Background: Optimum dose of remimazolam for inducing loss of consciousness in elderly patients has been suggested by prior studies. Opioids can enhance their sedative effects, thereby permitting dose reduction. However, the dose-response of remimazolam when combined remifentanil for attenuating stress response during laryngeal mask airway (LMA) insertion in elderly female patients is still unknown. Moreover, the ideal dose of medications is especially critical in elderly patients due to their compromised cardiopulmonary function. The objective of this study was to determine the median effective dose (ED50) and ED95 of remimazolam in inhibiting the stress response associated with LMA insertion.

Methods: Sixty aged ≥ 65 and < 80 years old female patients were randomized allocated into 1 of 4 groups receiving doses of 0.2, 0.25, 0.3, and 0.35 mg/kg remimazolam. Following a dosage of 2.0 ng/mL of remifentanil, patients received different doses of remimazolam. Effective dose is defined as the prevention of stress response associated with LMA insertion, characterized by a post-sedation induction SBP variation < 20% of baseline value, jaw relaxation and absence of patient body motion during the initial 2 minutes following LMA insertion. Probit regression analysis was utilized to estimate the ED50 and ED90 values.
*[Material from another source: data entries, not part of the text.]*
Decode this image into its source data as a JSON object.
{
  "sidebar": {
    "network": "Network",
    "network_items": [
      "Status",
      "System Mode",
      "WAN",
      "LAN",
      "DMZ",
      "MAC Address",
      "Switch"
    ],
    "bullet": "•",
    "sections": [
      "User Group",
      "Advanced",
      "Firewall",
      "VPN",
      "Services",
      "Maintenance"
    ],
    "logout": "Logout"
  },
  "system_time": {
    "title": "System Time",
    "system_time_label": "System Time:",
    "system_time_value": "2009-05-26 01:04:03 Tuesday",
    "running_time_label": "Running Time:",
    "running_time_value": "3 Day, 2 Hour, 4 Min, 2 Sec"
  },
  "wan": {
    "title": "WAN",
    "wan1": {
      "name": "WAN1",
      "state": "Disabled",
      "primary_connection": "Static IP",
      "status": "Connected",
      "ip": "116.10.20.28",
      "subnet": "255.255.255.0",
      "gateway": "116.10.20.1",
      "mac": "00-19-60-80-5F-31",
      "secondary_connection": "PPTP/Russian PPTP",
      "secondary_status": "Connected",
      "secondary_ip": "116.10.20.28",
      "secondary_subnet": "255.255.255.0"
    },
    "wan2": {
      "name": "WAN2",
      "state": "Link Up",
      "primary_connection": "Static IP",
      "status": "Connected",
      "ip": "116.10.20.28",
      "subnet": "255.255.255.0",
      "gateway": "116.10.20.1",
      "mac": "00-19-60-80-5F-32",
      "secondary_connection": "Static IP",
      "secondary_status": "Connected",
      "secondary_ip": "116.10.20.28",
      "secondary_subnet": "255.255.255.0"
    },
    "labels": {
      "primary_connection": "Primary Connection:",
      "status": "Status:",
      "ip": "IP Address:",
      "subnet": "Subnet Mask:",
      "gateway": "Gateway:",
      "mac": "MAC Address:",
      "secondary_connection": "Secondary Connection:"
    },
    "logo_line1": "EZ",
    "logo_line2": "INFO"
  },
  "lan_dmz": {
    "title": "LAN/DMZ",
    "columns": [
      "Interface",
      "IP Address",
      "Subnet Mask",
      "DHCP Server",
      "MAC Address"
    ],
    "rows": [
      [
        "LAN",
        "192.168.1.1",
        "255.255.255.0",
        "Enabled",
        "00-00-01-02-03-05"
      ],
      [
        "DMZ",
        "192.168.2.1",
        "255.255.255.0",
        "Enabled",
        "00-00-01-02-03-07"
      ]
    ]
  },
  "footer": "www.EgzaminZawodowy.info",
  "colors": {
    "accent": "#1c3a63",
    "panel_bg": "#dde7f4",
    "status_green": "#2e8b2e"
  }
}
Results: The ED50 and ED95 of effective remimazolam of general induction for elderly female patients not suffer intubation stress response were 0.24 mg/kg (95% CI 0.20-0.27 mg/kg) and 0.37 mg/kg (95% CI 0.32-0.49 mg/kg), respectively. The incidence of hypotension was 33.3% (5/15), 46.7% (7/15), 73.3% (11/15), and 80% (12/15) in the four groups, respectively.

Conclusion: The ED50 and ED95 values of intravenous remimazolam for preventing stress response during LMA insertion were 0.24 and 0.37 mg/kg, respectively in elderly female.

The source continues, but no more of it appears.